The (Un)Therapists
But why should the athletically inclined get all the attention? More and more folks are finding that nothing beats having your own personal Bela Karolyi to help negotiate the balance beams and uneven bars of life. Need help finding a new career? Wondering when to have sex with your new love interest? In a quandary over what to serve at a hastily arranged dinner party? No question is too vexing to take up with your coach.
Coaching is an action-oriented partnership that, unlike psychotherapy, which delves into patterns of the past, concentrates on where you are today and how you can reach your goals. An estimated 10,000 people from every imaginable professional background now call themselves coaches--twice the number there were in 1998. Some 4,000 would-be coaches are enrolled in a telephone-based training program called Coach U, which takes about two years and $4,300 to complete. And the field is benefiting from the Oprah effect. When her talk show last spring featured coach Cheryl Richardson (author of the best seller Take Time for Your Life), who conducted "lifestyle makeovers" on the air, the Coach U phones lighted up.
So how does coaching work? For starters, coaches typically do not meet with clients in person. Thirty- to 45-minute weekly sessions are usually conducted by telephone, with e-mail exchanges in between, if needed. Sessions tend to cost anywhere from $250 to $500 a month and are not covered by insurance. Coaches insist they stay more focused on the phone and are often better listeners than friends and family can be. "Without realizing it, people close to you may have their own agendas for you," said Ann Fisher, based in Illinois, who left a magazine-publishing job to become a coach.

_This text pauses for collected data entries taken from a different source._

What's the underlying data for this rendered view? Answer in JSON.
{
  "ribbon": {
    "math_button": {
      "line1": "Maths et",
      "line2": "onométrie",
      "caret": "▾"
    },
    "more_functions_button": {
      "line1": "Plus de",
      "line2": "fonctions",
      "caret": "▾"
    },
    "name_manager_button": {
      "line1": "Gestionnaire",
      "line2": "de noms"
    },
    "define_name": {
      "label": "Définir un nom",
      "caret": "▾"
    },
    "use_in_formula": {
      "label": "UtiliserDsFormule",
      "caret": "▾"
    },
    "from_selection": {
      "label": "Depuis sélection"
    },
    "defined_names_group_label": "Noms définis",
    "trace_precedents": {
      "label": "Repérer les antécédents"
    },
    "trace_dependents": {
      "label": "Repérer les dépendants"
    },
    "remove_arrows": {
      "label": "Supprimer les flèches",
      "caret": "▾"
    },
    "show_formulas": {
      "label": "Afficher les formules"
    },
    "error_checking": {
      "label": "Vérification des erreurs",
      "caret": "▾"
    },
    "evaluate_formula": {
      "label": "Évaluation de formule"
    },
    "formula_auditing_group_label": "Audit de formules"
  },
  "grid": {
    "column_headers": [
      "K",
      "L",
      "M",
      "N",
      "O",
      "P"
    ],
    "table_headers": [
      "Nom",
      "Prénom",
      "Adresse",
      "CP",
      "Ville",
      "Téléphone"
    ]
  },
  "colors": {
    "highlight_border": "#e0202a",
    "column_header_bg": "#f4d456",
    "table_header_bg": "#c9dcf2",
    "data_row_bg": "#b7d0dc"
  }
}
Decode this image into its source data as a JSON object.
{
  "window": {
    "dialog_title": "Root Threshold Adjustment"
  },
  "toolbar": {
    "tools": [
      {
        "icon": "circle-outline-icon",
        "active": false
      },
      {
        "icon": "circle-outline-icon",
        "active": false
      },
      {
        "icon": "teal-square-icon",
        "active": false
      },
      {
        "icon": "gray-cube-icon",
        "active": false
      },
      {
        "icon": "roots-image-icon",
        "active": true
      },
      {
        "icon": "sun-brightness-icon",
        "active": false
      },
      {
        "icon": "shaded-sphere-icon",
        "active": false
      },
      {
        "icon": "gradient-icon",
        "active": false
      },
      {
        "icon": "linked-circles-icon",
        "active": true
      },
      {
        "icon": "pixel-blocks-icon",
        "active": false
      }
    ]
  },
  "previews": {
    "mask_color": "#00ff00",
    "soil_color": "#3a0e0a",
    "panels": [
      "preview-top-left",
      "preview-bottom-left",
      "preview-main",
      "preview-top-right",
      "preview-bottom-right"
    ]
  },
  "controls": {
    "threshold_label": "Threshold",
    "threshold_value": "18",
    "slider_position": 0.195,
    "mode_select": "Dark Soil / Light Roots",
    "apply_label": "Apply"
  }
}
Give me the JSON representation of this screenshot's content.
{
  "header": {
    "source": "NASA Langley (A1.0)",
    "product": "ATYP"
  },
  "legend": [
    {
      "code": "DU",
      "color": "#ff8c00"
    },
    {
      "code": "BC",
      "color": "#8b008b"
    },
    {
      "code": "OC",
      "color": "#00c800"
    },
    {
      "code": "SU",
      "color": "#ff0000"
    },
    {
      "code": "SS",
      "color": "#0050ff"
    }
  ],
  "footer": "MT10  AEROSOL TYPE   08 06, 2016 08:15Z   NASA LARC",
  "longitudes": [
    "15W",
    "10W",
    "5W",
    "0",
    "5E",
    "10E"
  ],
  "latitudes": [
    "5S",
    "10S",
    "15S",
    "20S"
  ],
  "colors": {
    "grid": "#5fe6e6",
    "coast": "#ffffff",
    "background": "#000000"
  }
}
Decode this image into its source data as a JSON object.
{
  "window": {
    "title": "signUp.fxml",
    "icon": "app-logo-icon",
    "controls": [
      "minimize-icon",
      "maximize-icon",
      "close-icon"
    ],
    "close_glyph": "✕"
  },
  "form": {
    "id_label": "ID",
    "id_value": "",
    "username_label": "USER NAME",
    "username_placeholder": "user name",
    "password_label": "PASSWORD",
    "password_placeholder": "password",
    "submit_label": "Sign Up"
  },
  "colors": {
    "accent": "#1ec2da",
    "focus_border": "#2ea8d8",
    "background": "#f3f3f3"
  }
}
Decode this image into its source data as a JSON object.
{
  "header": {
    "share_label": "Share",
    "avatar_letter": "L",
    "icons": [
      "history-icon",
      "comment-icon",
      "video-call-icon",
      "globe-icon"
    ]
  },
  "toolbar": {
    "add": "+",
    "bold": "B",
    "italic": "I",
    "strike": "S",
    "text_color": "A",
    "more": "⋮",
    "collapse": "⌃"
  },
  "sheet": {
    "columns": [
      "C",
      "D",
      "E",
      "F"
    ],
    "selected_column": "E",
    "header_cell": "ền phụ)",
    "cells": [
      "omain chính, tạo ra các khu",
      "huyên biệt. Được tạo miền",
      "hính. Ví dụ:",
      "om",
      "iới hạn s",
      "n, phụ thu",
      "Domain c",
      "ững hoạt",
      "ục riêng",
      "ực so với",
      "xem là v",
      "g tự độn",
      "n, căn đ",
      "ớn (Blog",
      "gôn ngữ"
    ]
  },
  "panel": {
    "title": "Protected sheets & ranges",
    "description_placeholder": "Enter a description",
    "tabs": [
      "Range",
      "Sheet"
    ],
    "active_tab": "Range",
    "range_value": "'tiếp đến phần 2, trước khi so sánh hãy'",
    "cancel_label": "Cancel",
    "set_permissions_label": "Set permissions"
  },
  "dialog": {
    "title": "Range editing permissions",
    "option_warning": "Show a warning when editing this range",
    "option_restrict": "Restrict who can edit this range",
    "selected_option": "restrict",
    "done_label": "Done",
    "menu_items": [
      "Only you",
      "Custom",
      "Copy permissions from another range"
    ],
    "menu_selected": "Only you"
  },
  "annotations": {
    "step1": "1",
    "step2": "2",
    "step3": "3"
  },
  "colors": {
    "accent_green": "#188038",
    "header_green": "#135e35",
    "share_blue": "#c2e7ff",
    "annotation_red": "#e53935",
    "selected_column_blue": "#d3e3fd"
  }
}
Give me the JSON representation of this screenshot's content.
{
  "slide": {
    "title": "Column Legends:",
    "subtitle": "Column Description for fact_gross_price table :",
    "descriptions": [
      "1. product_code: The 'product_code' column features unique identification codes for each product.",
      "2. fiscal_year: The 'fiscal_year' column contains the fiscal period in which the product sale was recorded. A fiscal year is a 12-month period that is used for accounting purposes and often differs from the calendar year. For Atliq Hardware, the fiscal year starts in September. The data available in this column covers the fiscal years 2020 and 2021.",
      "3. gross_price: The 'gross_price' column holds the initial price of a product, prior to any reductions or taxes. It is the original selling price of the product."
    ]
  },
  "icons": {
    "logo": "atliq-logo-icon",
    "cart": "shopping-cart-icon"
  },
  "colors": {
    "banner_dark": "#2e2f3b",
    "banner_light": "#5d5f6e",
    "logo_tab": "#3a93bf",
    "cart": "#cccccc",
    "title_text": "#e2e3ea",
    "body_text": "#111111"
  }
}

Often coaches assign homework to be done between calls. If someone is having trouble managing finances, he might be asked to keep a diary of expenses. If a salesperson is seeking to improve performance, she might have to make a set number of cold calls that week. Burned-out overachievers may be advised to "get a massage or lie in a hammock for an hour," reports Lynn Nodland, a coach in Excelsior, Minn.
Judy Melvin, a professor in Phoenix, Ariz., who hired a coach at a friend's urging, credits coaching with turning her life around. Melvin, 46 and single, has lost 40 lbs., joined a dating service and is better organized on the job. "My coach holds me accountable," she says. Ann Somerset of Gaithersburg, Md., claims the clarity she gained from her coach enabled her to win a squeaker race for city council last year. He even helped her choose outfits.
The field seems to be prospering precisely because it is not therapy. "We're not interested in looking at the past or knowing why you're facing a certain obstacle," says Marcia Reynolds, president of the International Coach Federation, a group that accredits coaches. "We're here to help you get over it and move on." Indeed, fed up with managed care and the constraints of holding sessions at the office, some therapists are throwing out their couches to become coaches. Last month 75 counselors paid $145 apiece to gather in a Columbus, Ohio, hotel to hear coach Ben Dean, a trained psychologist, talk about the virtues of becoming a coach. "Coaching is a train that's leaving the station with or without us," he said. "It lets us stay involved in helping good people make transformative change but thankfully takes the health-care dollar out of the picture."
Of course, coaches don't have all the answers. Renee Kosiarek, 27, a law-school instructor from Oak Park, Ill., started a business last spring called DBS Coaching. DBS stands for dream, believe and succeed. Now she's questioning the decision. "I'm trying to figure out whether I want to continue the business," she says. "It's a decision my own coach is helping me with."